Fearless Love

By: Meg Benjamin

Dedication

To my family, Bill, Ben, Josh and Molly; my editor, Lindsey Faber; and my agent, Maureen Walters. And to all the wonderful Texas musicians and chefs who made my life in Texas so much more fun!





Chapter One

“I’m not afraid of you,” MG said.

Saying it would probably have been more effective if she could have kept that slight tremor out of her voice. They both knew she was lying.

Robespierre regarded her with a malevolent black gaze, his head slightly to the side, as if he were weighing how best to approach her. Slowly, he stalked toward her across the expanse of dirt, his eyes fixed on hers.

“You’re a bully,” MG said, slightly louder. “Everybody knows that bullies are cowards deep down.” She managed to hold her ground, but she rested one hand protectively on the wire fence.

Robespierre took another two stiff steps in her direction, black eyes glittering. He raised his head slightly.

“You think you can lead some kind of freaking rebellion here.” She dropped her hands to her sides. “You know damn well I’m going to win. For one thing I’m three times bigger than you are.”

Robespierre looked unimpressed. He continued his straight-legged prowl in her direction. In the wooden building behind him, the clucking seemed to increase. She could swear the damn hens were expressing solidarity with the nasty little twerp. Well, they’d probably rather have solidarity with him than with her—at least he didn’t steal their eggs.

Hell, maybe he really was inspiring rebellion. Like a true revolutionary.

“Knock it off, you stupid chickens,” she snapped, glancing briefly toward the few white shapes moving around the hen yard. “You know you don’t really want to keep those eggs.”

Robespierre gave a flick of his black tail feathers, his eyes glowing with malice. According to what she’d been able to glean from the Internet, leghorn roosters were more likely to attack other chickens than the people who approached them. Robespierre, however, had developed a deep loathing for her the first moment he’d seen her. For all she knew he’d had the same deep loathing for her grandfather, but frankly she doubted it. If Robespierre had tried pecking Harmon Carmody, the rooster would have been served up the following Sunday with browned potatoes and carrots.

Too bad she hadn’t yet developed her grandfather’s ability to dispatch a troublesome bird with a minimum of fuss.

“It’s because you know I’m not good at this,” she muttered. “You’re taking advantage of me, you glorified feather duster.”

The hens were still clucking in the background, scratching in the dirt around the entrance to the hen house. In all honesty, she wouldn’t have known the difference between everyday sounds and chicken cheers for Robespierre. Either way, she was stalling and they both knew it. She had to start raiding the nest boxes in the hen house, or she’d end up with poopy eggs, broken eggs, or a new set of chicks, none of which she wanted.

“Beat it, fricassee,” she snapped and advanced toward the hen house, leaving the back of her legs open to rooster attack. If she managed to move quickly, he might not have a clear shot.

In the yard, the hens were still making vaguely distressed sounds. Or vaguely disgruntled sounds. Vague sounds, anyway. Who the hell knew what constituted chicken emotions? They moved out of her way as she approached the door to the house.

The first few hens—Hens One through Eight, troopers all—had already moved off the nest boxes and out into the yard where they were industriously scratching in the dirt. MG moved quickly into the hen house. Some of the other hens were still on the roosts, but at least they’d moved off the boxes. She picked up the eggs and placed them in her basket, feeling, as she always did, like something out of Little House On the Prairie. As she reached for the next nest box, Hen Nine turned her head, clucking ominously.

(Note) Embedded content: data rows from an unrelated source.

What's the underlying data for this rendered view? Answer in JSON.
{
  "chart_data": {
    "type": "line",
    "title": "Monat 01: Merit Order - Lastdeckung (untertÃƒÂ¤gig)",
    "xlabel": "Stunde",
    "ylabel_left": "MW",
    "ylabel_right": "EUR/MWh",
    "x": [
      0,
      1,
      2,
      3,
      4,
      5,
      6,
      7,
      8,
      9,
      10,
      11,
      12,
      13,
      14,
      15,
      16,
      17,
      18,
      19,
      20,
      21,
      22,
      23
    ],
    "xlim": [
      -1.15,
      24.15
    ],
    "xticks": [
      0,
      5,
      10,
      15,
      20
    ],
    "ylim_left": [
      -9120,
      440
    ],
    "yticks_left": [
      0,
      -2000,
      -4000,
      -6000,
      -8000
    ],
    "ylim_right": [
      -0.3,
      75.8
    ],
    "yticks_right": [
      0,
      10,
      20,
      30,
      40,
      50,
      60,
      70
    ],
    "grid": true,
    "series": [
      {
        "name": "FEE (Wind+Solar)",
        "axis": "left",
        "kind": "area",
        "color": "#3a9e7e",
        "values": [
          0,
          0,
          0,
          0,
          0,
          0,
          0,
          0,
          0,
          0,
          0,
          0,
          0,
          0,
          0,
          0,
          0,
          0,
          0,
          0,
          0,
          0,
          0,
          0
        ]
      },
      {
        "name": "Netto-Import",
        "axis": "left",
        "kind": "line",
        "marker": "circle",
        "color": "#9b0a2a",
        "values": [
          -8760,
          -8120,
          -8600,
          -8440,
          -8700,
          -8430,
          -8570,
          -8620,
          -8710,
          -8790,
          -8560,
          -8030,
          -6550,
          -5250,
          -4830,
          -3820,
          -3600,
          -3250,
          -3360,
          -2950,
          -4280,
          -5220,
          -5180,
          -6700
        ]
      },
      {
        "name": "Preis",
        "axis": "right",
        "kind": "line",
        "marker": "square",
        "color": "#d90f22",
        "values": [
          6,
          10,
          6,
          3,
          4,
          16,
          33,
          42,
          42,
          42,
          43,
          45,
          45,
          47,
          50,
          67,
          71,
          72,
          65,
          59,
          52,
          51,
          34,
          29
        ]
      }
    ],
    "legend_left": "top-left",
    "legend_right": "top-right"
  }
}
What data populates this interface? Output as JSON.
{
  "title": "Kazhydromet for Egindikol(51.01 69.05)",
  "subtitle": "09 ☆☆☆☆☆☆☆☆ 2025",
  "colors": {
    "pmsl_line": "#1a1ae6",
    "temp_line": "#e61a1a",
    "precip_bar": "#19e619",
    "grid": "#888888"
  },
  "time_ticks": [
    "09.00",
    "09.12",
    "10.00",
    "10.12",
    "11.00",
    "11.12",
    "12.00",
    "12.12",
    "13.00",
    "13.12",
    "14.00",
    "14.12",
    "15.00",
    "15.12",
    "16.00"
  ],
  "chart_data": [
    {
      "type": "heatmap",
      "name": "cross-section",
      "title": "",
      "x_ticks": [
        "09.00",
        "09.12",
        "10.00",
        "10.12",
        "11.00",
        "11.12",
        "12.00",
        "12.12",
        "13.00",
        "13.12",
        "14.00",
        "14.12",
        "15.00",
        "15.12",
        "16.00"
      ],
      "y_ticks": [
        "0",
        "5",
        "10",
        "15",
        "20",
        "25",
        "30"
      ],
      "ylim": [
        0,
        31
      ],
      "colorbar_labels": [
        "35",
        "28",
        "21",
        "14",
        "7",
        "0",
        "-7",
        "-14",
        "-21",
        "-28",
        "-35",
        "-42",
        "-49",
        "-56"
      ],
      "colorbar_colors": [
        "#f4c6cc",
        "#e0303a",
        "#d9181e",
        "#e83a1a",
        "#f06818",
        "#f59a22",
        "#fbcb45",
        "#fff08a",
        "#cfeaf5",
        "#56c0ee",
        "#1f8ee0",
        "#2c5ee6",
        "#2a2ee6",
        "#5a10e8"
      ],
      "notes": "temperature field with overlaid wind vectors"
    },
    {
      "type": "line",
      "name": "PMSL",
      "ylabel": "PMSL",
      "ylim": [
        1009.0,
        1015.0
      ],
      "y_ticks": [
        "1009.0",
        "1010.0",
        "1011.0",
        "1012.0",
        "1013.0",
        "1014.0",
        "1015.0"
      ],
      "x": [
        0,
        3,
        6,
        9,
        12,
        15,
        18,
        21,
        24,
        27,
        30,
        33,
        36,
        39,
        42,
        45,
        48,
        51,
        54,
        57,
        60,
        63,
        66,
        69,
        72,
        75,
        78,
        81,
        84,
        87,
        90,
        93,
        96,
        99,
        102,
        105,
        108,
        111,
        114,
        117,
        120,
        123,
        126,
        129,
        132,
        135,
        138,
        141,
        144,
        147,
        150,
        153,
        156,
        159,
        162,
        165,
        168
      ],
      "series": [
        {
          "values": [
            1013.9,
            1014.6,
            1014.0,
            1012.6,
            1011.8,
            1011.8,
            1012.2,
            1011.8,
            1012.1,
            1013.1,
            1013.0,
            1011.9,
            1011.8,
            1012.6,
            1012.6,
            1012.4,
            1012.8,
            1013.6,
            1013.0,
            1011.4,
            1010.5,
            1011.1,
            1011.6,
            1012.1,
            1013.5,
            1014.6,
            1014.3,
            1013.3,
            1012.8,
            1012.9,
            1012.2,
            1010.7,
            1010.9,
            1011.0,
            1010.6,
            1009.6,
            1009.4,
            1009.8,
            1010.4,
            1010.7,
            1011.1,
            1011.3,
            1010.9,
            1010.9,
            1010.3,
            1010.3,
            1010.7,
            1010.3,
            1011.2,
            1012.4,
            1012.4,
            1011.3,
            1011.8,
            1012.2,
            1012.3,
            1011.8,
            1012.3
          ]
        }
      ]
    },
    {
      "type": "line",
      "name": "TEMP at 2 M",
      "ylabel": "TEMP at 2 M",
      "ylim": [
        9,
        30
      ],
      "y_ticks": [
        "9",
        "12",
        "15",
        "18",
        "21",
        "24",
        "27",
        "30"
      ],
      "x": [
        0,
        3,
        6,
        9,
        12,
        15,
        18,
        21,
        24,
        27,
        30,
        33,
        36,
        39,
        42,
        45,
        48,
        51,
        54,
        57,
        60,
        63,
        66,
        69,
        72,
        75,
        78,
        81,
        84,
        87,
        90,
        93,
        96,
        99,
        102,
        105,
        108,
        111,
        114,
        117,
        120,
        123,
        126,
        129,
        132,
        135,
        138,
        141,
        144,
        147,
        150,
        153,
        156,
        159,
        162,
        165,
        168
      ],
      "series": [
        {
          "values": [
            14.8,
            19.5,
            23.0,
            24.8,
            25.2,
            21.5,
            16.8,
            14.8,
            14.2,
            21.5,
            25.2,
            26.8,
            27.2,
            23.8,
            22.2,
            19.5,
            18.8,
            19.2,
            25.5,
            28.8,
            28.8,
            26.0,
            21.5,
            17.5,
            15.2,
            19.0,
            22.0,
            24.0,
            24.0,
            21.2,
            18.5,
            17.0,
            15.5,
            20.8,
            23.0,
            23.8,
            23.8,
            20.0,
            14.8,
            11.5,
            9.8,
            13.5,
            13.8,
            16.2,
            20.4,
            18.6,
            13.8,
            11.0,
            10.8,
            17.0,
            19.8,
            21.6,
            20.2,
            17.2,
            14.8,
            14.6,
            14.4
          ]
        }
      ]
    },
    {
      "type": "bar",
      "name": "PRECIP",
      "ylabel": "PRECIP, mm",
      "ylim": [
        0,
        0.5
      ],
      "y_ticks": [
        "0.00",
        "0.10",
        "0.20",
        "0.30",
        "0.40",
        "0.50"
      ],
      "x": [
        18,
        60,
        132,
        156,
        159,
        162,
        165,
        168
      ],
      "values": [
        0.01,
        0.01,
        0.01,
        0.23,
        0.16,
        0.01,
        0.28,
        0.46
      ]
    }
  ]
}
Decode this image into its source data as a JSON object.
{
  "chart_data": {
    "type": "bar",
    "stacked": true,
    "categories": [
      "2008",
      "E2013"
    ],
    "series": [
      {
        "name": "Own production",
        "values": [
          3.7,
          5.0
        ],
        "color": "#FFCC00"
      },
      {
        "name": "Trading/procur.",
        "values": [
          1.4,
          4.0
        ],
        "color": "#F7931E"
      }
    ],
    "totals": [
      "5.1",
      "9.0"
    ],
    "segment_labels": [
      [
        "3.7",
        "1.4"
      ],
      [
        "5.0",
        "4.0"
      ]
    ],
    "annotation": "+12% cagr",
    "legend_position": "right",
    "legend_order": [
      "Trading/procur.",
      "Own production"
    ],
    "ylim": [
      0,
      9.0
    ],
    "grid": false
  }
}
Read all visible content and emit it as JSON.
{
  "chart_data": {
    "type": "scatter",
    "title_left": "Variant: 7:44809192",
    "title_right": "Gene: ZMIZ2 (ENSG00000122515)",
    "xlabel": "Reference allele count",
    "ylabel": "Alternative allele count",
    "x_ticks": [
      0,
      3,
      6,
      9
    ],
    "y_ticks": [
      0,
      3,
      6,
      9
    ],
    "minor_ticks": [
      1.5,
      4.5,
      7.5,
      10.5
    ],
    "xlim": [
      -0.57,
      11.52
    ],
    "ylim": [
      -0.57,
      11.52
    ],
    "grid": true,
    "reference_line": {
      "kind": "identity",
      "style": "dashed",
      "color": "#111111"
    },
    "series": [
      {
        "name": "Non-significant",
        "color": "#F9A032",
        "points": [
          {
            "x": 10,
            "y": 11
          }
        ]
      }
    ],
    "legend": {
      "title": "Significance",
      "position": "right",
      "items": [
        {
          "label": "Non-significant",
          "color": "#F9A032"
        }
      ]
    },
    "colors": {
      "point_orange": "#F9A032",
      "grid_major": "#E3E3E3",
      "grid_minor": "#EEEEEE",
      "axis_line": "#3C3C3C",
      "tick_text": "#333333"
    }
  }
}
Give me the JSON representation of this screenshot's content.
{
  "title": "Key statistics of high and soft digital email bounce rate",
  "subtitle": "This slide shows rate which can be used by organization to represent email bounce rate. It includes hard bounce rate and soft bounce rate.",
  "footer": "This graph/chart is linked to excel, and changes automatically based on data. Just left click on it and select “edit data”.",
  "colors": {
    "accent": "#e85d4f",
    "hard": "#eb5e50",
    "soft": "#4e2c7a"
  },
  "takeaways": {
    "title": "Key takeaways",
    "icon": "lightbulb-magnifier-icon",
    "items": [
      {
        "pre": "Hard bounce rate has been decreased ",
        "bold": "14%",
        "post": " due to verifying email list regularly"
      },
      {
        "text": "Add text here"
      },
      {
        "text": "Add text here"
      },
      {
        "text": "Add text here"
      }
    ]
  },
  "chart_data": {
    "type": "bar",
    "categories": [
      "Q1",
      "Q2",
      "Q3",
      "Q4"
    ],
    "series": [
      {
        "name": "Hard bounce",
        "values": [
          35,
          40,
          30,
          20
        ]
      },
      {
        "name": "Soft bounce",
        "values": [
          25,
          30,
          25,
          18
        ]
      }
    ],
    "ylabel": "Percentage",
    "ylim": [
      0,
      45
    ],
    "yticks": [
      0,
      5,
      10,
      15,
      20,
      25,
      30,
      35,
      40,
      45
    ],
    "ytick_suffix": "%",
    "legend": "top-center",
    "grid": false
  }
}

MG sighed. She might not have been anywhere close to a chicken expert, but she knew exactly what that cluck signified. Just try it, smartass.

She moved closer to the nest box. Never show fear. Never show that you don’t know what you’re doing. Never show that you wish—oh, how you wish—that Grandpa was still waiting back in the house.

Hen Nine made a few decidedly threatening noises. MG took a deep breath and slid her hand under the plump, feathered body.

The pecks felt like somebody was jabbing at her with a not-particularly-sharp nail. “You stupid fowl,” she muttered between her teeth. “You’d make great pillow stuffing. Keep that in mind.” She jerked her hand back, careful to hold onto the egg as she did. Hen Nine rose halfway out of the box, flapping her wings as if she could take off.